吉林大学学报(理学版) ›› 2025, Vol. 63 ›› Issue (6): 1663-1672.

• • 上一篇    下一篇

基于启发式交叉策略优化的K-Means聚类算法

张立娜1, 张兴瑞1, 马丽2, 于合龙1, 宋欣怡1   

  1. 1. 吉林农业大学 信息技术学院, 长春 130118; 2. 无锡学院 物联网工程学院, 江苏 无锡 214105
  • 收稿日期:2025-02-26 出版日期:2025-11-26 发布日期:2025-11-26
  • 通讯作者: 于合龙 E-mail:yuhelong@jlau.edu.cn

K-Means Clustering Algorithm Based on Heuristic Crossover Strategy Optimization

ZHANG Lina1, ZHANG Xingrui1, MA Li2, YU Helong1, SONG Xinyi1   

  1. 1. College of Information Technology, Jilin Agricultural University, Changchun 130118, China;
    2. College of Internet of Things Engineering, Wuxi University, Wuxi 214105, Jiangsu Province, China
  • Received:2025-02-26 Online:2025-11-26 Published:2025-11-26

摘要: 针对传统K-Means算法对初始质心敏感、 易陷入局部最优以及未能充分挖掘聚类结果潜在语义特征的问题, 提出一种基于启发式交叉策略优化的K-Means聚类算法. 首先, 该算法通过密度驱动的启发式交叉初始化策略, 筛选高密度区域的代表性父代点, 并引入交叉系数动态生成多样性初始质心, 以降低随机初始化导致的聚类结果波动性; 其次, 在聚类迭代过程中, 结合父代点信息与簇内均值更新规则, 通过交叉操作动态调整质心位置, 解决了传统算法因局部最优导致的簇间重叠问题; 最后, 将优化后的聚类结果输入多层感知机, 利用其非线性映射能力挖掘潜在特征, 实现了聚类结果与深层语义特征的深度融合. 实验结果表明, 该算法的轮廓系数、 Davies-Bouldin指数和调整Rand指数分别达0.634,1.398,0.621, 显著优于其他改进算法, 有效提升了算法的聚类准确性、 稳定性和可解释性.

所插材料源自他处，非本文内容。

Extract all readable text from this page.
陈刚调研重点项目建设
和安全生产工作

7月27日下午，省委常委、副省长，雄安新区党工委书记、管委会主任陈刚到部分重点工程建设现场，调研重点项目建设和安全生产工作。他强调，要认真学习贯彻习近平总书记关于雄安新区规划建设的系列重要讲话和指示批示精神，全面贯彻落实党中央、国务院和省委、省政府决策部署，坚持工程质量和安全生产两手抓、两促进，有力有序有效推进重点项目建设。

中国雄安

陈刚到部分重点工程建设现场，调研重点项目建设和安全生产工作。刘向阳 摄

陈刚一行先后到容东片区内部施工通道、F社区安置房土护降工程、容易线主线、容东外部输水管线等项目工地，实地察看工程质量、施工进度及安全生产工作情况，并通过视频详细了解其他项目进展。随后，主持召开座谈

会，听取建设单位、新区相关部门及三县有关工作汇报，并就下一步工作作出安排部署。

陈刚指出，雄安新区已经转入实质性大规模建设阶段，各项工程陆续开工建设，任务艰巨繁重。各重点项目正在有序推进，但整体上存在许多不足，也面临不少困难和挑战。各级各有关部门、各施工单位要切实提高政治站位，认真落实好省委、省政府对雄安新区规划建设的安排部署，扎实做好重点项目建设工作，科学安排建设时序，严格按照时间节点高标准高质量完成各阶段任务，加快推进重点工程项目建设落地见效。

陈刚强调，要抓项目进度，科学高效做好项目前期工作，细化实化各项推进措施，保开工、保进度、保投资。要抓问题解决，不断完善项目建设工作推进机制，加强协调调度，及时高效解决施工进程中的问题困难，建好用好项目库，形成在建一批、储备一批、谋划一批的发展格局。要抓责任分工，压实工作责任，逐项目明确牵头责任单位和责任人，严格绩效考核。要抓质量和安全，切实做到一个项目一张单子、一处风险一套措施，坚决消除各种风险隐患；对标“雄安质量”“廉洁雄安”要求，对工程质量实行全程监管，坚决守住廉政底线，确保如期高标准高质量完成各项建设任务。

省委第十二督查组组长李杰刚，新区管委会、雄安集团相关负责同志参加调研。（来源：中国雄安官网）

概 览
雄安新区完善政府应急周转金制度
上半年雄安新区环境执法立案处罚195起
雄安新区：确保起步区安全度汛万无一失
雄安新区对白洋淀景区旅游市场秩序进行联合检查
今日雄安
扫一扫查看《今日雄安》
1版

关键词: 启发式交叉策略, K-Means聚类算法, 多层感知机, 特征融合

Abstract: Aiming at  the problems that the traditional K-Means algorithm was sensitive to initial centroids, prone to local optima, and failing to fully mine the potential semantic features of clustering results, we proposed a  K-Means clustering algorithm based on heuristic crossover strategy optimization. Firstly, the algorithm used  a density-driven heuristic crossover initialization strategy to screen representative parent points in high-density regions, and  introduced a crossover coefficient to dynamically generate diverse initial centroids to  reduce the volatility of clustering results caused by random initialization. Secondly, during the clustering iteration process, by combining the information of parent points with the intra-cluster mean update rule, the centroid positions were dynamically adjusted through crossover operations, which solved the problem of inter-cluster overlap caused by the local optima of the traditional algorithm. Finally, the optimized clustering results were input into a multi-layer perceptron, which utilized its nonlinear mapping ability to mine potential features and  achieved  deep fusion of clustering results with  deep semantic features. Experimental results show that the contour coefficient, Davies-Bouldin index, and adjusted Rand index of the algorithm reach 0.634, 1.398 and 0.621, respectively, which are significantly superior to other improved algorithms, effectively improving clustering accuracy, stability, and interpretability of the algorithm.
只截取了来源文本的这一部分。